Everyday examples include exposure to different people, exposure to dogs of different ages, introduction to water and getting comfortable going into a crate and loading into a dog box. In early training exercises, exposure to birds, marker training, leash training and spending time on a stakeout chain are all extremely valuable.
A simple and often overlooked key to a happy, balanced puppy is plenty of physical exercise. Our puppies spend mornings in the exercise pens and go for walks of suitable length in various places.
Essential to how we develop puppies is that we rarely force the puppy to do a desired behavior. Instead, we set up the puppy to succeed by making the right choice easy and the wrong choice difficult. We then reward it with a treat when it chooses the desired behavior. We say very litte to the puppy, using verbal cues only when it has learned the behavior. This teaches the puppy to think.
Life experiences, though, are not all positive. Often, puppies learn more from choosing the wrong behavior and suffering the consequence. For us, jumping up on people and excessive barking are two undesirable behaviors that are met with soft “bonks” from a “bonker,” a rolled-up and taped hand towel.
Most behaviors are taught during the normal course of the day. When specific training is required, we keep the sessions very short, usually five minutes or less.
Below are five videos of puppies during our development process this summer. Enjoy!
Tink, Molly and Queen (RU-CH Northwoods Atlas x Houston’s Nelly Bly) are introduced to navigating a stream crossing.
How easy is this? With their bowl of dog food as enticement, littermates Rudolph and Cupid (CH Southern Confidence x Northwoods Comet) can’t wait to load into a truck box.
Fifteen-week-old sisters Tink, Molly and Queen (RU-CH Northwoods Atlas x Houston’s Nelly Bly) learn to use their noses and read littermate’s body language around birds.
Molly learns to choose behaviors that will earn a treat.

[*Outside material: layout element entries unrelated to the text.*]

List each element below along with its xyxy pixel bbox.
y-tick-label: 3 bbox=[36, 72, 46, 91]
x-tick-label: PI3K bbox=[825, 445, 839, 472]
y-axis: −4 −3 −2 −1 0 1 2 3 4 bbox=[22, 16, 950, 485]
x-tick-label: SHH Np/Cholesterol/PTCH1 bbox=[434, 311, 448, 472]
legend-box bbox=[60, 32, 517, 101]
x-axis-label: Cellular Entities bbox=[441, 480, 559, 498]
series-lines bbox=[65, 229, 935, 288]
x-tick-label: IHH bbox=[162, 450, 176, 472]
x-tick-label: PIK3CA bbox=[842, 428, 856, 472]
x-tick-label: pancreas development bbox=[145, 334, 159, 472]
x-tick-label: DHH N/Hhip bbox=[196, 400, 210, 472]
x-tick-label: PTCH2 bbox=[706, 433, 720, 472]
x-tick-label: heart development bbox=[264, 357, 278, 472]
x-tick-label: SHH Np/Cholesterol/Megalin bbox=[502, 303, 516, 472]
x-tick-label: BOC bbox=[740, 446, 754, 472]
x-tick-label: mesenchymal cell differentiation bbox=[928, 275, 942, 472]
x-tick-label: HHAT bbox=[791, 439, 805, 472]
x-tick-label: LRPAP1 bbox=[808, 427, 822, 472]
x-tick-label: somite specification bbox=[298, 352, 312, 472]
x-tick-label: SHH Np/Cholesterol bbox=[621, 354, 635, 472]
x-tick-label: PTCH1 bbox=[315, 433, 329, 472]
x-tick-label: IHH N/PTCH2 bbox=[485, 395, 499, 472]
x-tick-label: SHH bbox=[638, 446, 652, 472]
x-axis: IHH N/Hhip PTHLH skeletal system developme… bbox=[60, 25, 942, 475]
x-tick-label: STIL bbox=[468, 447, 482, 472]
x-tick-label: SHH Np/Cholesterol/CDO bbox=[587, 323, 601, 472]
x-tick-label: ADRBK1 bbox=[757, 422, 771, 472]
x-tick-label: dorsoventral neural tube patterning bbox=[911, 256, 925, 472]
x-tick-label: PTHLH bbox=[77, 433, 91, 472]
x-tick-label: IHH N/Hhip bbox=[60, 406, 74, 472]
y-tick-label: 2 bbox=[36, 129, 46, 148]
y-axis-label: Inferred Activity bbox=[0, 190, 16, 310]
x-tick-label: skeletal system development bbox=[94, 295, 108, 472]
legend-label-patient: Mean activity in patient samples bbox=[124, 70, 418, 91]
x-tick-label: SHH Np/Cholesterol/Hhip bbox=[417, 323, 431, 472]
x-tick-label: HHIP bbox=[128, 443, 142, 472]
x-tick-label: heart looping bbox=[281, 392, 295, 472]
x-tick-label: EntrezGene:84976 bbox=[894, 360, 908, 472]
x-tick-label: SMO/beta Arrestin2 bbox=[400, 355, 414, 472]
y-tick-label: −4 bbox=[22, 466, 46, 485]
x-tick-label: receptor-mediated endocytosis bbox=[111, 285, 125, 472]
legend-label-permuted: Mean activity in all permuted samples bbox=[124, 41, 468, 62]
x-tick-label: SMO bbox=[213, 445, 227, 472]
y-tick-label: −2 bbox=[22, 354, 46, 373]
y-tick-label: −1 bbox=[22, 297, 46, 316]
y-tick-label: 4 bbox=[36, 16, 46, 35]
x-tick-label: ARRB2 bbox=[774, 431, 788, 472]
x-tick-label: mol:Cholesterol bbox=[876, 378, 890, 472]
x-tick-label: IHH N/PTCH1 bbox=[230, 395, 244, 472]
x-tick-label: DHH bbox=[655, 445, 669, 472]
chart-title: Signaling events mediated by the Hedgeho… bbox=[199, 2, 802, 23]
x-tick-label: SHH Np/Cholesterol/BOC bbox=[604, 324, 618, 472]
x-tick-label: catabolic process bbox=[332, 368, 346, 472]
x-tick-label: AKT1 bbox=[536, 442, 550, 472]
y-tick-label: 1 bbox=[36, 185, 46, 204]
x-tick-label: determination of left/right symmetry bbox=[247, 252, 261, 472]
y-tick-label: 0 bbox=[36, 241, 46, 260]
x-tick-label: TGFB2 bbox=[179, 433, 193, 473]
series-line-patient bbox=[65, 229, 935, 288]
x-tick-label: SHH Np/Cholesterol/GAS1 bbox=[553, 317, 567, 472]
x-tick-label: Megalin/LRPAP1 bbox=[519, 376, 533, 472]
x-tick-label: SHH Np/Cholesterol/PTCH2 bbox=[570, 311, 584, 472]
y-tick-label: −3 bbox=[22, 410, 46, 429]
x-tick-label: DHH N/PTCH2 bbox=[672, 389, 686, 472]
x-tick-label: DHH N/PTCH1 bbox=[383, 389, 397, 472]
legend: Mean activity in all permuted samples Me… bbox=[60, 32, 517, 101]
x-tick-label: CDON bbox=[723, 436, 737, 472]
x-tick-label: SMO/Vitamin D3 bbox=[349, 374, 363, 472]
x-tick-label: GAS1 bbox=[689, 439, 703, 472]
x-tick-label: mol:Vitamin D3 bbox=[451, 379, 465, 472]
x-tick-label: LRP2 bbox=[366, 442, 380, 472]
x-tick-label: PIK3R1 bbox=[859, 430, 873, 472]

Boots (RU-CH Northwoods Atlas x Northwoods Stardust) learns an invaluable lesson. During the first few bird contacts, young puppies often stay on point because they are not bold enough to jump in on the bird. We never flush the birds on these early contacts; instead we allow the puppy time to jump in and flush the bird itself. The puppy becomes bold and confirms that it had the bird well located.